Barbara Amiel’s story “The Decent Fix for Aboriginal Rights”, Maclean’s, February 1st, 2013, discusses the need for justice among the Aboriginal peoples of Canada. Amiel states, “aboriginal peoples of Canada deserve justice – and in their lifetime. We’ve had nearly 300 years of wrangling over land title and Aboriginal rights. Only the federal government can end this, not the courts.” This article outlines a dire need for negotiations between Canadian leaders and the Aboriginal peoples of Canada as well as a sense of closure from the aftermath of colonialism. For example lump sum payments that put an end to all land claims, or payments over time in cash and services, or a mix of both, including royalties on mineral and energy resources.
I agree with the fact that there needs to be some sort of change put in motion, however I am not sure how one would calculate and justify a total of the amount expected to repair nearly three centuries of unfulfilled treaty agreements, broken promises, as well as spiritual, physical and emotional abuse and neglect all stemming from colonialism. Throughout history, massacring native populations seemed the preferred solution and Canadian hands are not clean. Amiel goes as far as to say:
“…we preferred to let our natives starve or die of European diseases. We offered land and script in return for peace, homesteading, help against the French and the United States.

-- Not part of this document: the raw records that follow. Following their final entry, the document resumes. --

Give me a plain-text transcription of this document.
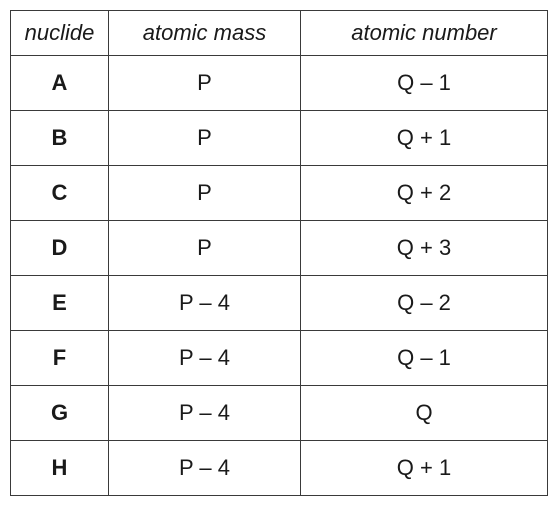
nuclide	atomic mass	atomic number
A	P	Q – 1
B	P	Q + 1
C	P	Q + 2
D	P	Q + 3
E	P – 4	Q – 2
F	P – 4	Q – 1
G	P – 4	Q
H	P – 4	Q + 1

We created reservations to preserve the hunting-and-gathering society. We also removed children from their families and put them in schools where they were forced to speak a language that was not their own and were probably abused in large numbers. We defined who was and was not an Indian and structured payments based on our definitions. We made laws concerning if and where Indians could drink. We did all sorts of things that if done to us we’d be outraged.”
Amiel’s description above provides us with insight into the actions that were done to a large group of individuals that stood in the way of a major colonial power. The British thought they were creating order and stability, but instead set that nation on a path of strategic racism and socio-political unrest with each successive generation while simultaneously continuing to use a large sum of money to make up for it. It is time the federal government takes initiative to raise awareness, increase funding for on reserve education, healthcare, counseling services and employment opportunities. It is time to repair the relationship and help strengthen the ties between Aboriginal and non-Aboriginal communities. It is time the government realized that in their attempts to assimilate and acculturate the First Nations peoples of Canada, they forced them into generations of pain, trauma and sorrow and it is time they put forth the effort necessary to help the First Nations communities heal, thrive and achieve success in all aspects of their lives so that they may finally be an accepted part of Canada.